Neither Keenan nor Johnson’s attorneys disputed that Johnson killed Sgt. McEntee. They had hoped his sentence would be commuted to life imprisonment.

McEntee’s widow, Mary, released the following statement:  

“An execution occurred on July 5th, 2005. Sgt. William McEntee was ambushed and shot five times in his police car. He crashed his car up the street and Kevin Johnson decided to be judge, jury and executioner when he walked back to Bill’s car, and he was on his hands and knees in his own pool of blood, when Kevin Johnson shot him two more times, execution style in the back of his head. A murder so bad, Kevin Johnson’s own cousin, who was watching this happen, had threw up.

“Our family chose not to focus on all the injustice and negativity that was said about Bill, my husband, a brother and father and son during this process. Instead, we surrounded ourselves with faith, family, friends and love, and those who knew what a good man Bill was and that loved him.

“All the slanders and comments and judgements are unfounded and simply not true. To slander a good man’s name and try to tarnish his reputation and spew hate is just, just to change to the sentence that was a horrible thing to do to our family.

“Bill was killed on his hands and knees in front of strangers and people he dedicated his life to. When he left for work that day, we could not imagine that he would be executed by someone he gave his life to protect.
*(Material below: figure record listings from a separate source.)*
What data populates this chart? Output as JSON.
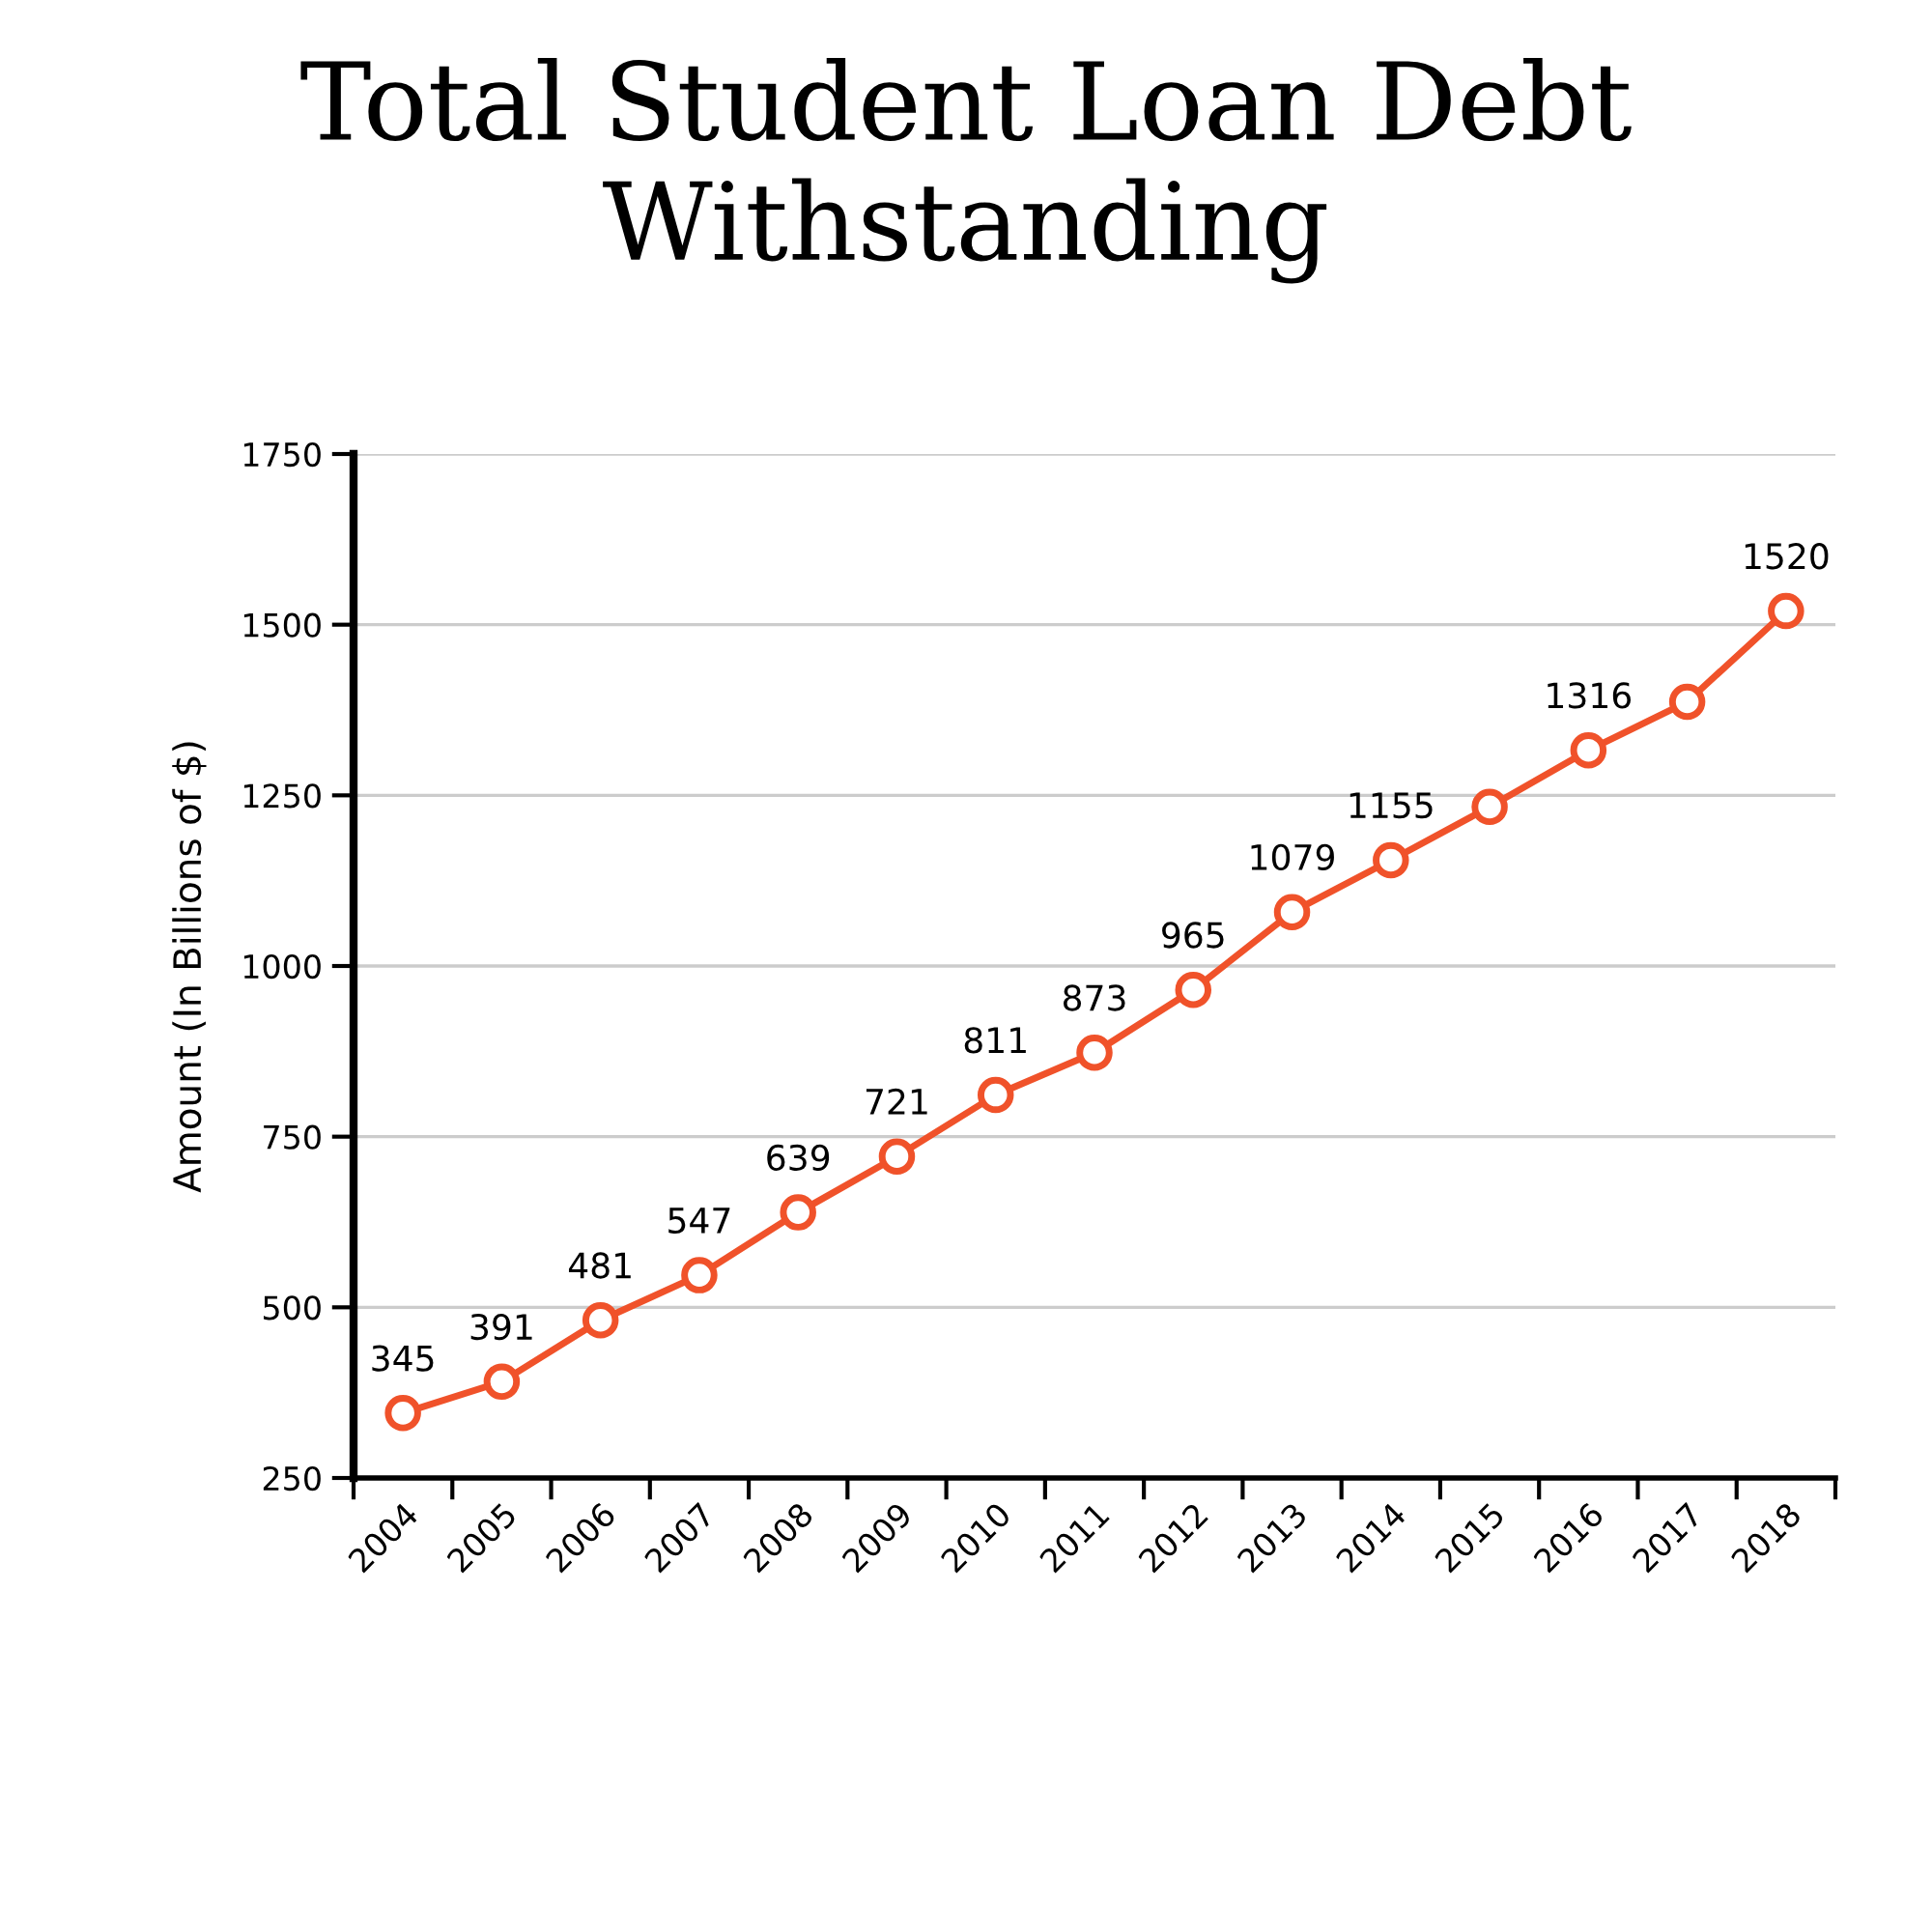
{
  "chart_data": {
    "type": "line",
    "title": "Total Student Loan Debt Withstanding",
    "ylabel": "Amount (In Billions of $)",
    "categories": [
      "2004",
      "2005",
      "2006",
      "2007",
      "2008",
      "2009",
      "2010",
      "2011",
      "2012",
      "2013",
      "2014",
      "2015",
      "2016",
      "2017",
      "2018"
    ],
    "series": [
      {
        "color": "#f0522a",
        "values": [
          345,
          391,
          481,
          547,
          639,
          721,
          811,
          873,
          965,
          1079,
          1155,
          1233,
          1316,
          1387,
          1520
        ],
        "value_labels": [
          "345",
          "391",
          "481",
          "547",
          "639",
          "721",
          "811",
          "873",
          "965",
          "1079",
          "1155",
          null,
          "1316",
          null,
          "1520"
        ]
      }
    ],
    "ylim": [
      250,
      1750
    ],
    "yticks": [
      250,
      500,
      750,
      1000,
      1250,
      1500,
      1750
    ],
    "grid": "y",
    "marker": "circle",
    "line_style": "solid"
  }
}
“Bill didn’t get to fight for his life. He didn’t have the chance to be heard before a jury to decide whether he would live or die.

“His children were devastated that their dad was murdered, being 7, 10, and 13. They didn’t have a chance to say goodbye. It took 17 years of grieving and pushing forward to get to this point today.

“This is something I hope no other family has to go through, because you truly never forget or get over. Our family has been able to get through this the best we can despite all the obstacles that have been thrown at us including the constant attacks of Bill’s character. During this process, many have forgotten, Bill was the victim.

“We miss Bill every day of our lives. We are broken, and he was executed July 5th, 2005. Our family would like to thank the hard work and endless hours put in for justice for Bill: Bob McCulloch, Lisa Jones, victims service advocate, and the attorney generals’ office, who have worked tirelessly and for our family.”